Be careful with what you post
There are a lot of dangerous people online. Maryville University informs us about the many dangers of social media for children, the biggest one being online predators. As much as social media can help your child find dancesport fans and friends, it can also expose them to stalkers who might interact with your posts in an uncomfortable way. Plus, anyone can download your child’s social media photos with ill intentions.
The safest way to prevent this from happening is to only post professional dancesport content. Case in point: the well-planned Instagram page of The California Polytechnic State University dancesport team who hosted the Mustang Ball this year. The Cal Poly dancesport team limits its posts to team activities like rehearsals, competitions, dance lessons, and club recruitment. While some of their posts do highlight the team's members, the information is general at most, such as their favorite dance style and preferred pronouns.
Though mature performers find success in a more personal style of content creation (such as a glimpse into your young athlete's day-to-day life), it’s best to err on the side of caution and keep your kid’s public profile professional.
Block hateful commenters
Mean and problematic comments can stunt your child’s growth and affect their mental condition.
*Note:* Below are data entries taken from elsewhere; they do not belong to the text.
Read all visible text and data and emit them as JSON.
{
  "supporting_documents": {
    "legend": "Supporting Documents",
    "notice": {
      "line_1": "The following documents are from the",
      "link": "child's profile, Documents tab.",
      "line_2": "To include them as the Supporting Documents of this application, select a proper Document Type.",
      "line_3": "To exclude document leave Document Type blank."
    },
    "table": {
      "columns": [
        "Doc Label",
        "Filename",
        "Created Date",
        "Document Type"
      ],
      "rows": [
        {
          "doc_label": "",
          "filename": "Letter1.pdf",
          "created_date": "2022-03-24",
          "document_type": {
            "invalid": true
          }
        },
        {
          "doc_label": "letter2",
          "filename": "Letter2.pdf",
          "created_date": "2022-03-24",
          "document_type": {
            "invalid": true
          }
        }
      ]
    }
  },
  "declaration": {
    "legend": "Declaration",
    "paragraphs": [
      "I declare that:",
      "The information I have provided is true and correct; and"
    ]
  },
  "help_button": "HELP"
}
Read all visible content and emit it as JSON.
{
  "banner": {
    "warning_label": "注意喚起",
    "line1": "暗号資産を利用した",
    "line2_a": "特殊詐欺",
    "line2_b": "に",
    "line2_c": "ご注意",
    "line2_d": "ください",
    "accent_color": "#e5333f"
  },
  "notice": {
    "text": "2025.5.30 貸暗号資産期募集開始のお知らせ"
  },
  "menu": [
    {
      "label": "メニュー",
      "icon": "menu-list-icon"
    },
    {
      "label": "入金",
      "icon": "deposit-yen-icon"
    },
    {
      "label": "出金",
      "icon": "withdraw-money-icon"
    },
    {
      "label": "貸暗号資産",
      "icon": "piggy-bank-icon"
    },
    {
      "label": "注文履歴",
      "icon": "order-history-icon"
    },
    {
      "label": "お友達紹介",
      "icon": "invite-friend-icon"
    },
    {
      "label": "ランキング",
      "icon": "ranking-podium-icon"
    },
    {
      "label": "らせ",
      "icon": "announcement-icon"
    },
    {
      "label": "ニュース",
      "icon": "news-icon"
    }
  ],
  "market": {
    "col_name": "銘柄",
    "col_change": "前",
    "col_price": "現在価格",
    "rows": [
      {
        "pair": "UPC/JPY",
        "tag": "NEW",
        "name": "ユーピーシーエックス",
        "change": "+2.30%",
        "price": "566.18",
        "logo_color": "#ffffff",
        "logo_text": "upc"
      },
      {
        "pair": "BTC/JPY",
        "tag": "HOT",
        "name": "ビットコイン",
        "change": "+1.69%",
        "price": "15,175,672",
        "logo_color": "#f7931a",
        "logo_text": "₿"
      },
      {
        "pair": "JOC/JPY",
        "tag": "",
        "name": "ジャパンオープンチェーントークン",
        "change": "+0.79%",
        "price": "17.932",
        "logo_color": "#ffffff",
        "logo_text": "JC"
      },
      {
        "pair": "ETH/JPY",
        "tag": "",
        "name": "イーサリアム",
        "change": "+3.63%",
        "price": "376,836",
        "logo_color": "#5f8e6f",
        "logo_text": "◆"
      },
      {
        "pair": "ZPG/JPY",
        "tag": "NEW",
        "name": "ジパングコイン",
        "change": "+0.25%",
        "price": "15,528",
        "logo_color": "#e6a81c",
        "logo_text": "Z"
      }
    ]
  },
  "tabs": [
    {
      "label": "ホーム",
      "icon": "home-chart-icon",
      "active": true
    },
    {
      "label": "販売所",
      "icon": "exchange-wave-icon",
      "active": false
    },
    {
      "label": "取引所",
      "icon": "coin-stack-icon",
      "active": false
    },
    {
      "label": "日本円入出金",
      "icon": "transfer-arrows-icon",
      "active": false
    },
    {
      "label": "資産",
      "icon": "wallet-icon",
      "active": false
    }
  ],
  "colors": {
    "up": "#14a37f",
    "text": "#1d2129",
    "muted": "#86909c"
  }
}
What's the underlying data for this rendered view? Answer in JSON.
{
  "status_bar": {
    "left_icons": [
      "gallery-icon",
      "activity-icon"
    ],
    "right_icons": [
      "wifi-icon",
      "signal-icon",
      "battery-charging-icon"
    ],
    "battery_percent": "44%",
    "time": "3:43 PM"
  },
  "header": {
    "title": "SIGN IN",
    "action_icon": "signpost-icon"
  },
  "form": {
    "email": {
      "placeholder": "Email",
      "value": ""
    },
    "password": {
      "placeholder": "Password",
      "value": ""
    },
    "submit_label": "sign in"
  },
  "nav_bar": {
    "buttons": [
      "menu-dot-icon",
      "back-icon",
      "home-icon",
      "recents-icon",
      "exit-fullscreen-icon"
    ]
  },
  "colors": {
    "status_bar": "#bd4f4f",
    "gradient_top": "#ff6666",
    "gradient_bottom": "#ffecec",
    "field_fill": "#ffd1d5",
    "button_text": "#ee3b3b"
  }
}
The National Collegiate Athletic Association emphasizes the importance of athletes' mental health, which can often be overlooked because athletes are known to have amazing focus and strength. Athletes are human too and they can also be distressed by negative comments. Not to mention, it can affect their performance.
Some professional athletes even prefer to stay off social media like the American shot putter Michelle Carter because of this. But for rising stars who need visibility on the platform, blocking hateful commenters or using Instagram’s ‘disable comments’ are the less extreme options.
Highlight their achievements As previously mentioned, platforms like Facebook and Instagram are widely used and far-reaching. With the possibility that your child’s account gets on the radar of sponsors and recruiters, social media tools become handy in showcasing your child's talent. For instance, the California Poly's Dance Team uses Instagram’s story highlights to share snippets from rehearsal and competition. There’s also Facebook, where you can access and share long-form content like SK Dancesport's dance-focused blog posts. Putting your child out there on social media for the world to see can be a daunting prospect. But if you do your due diligence with regards to the safety and privacy risks alongside utilizing social media tools, parents can reap the benefits for their young dancesport athlete’s career.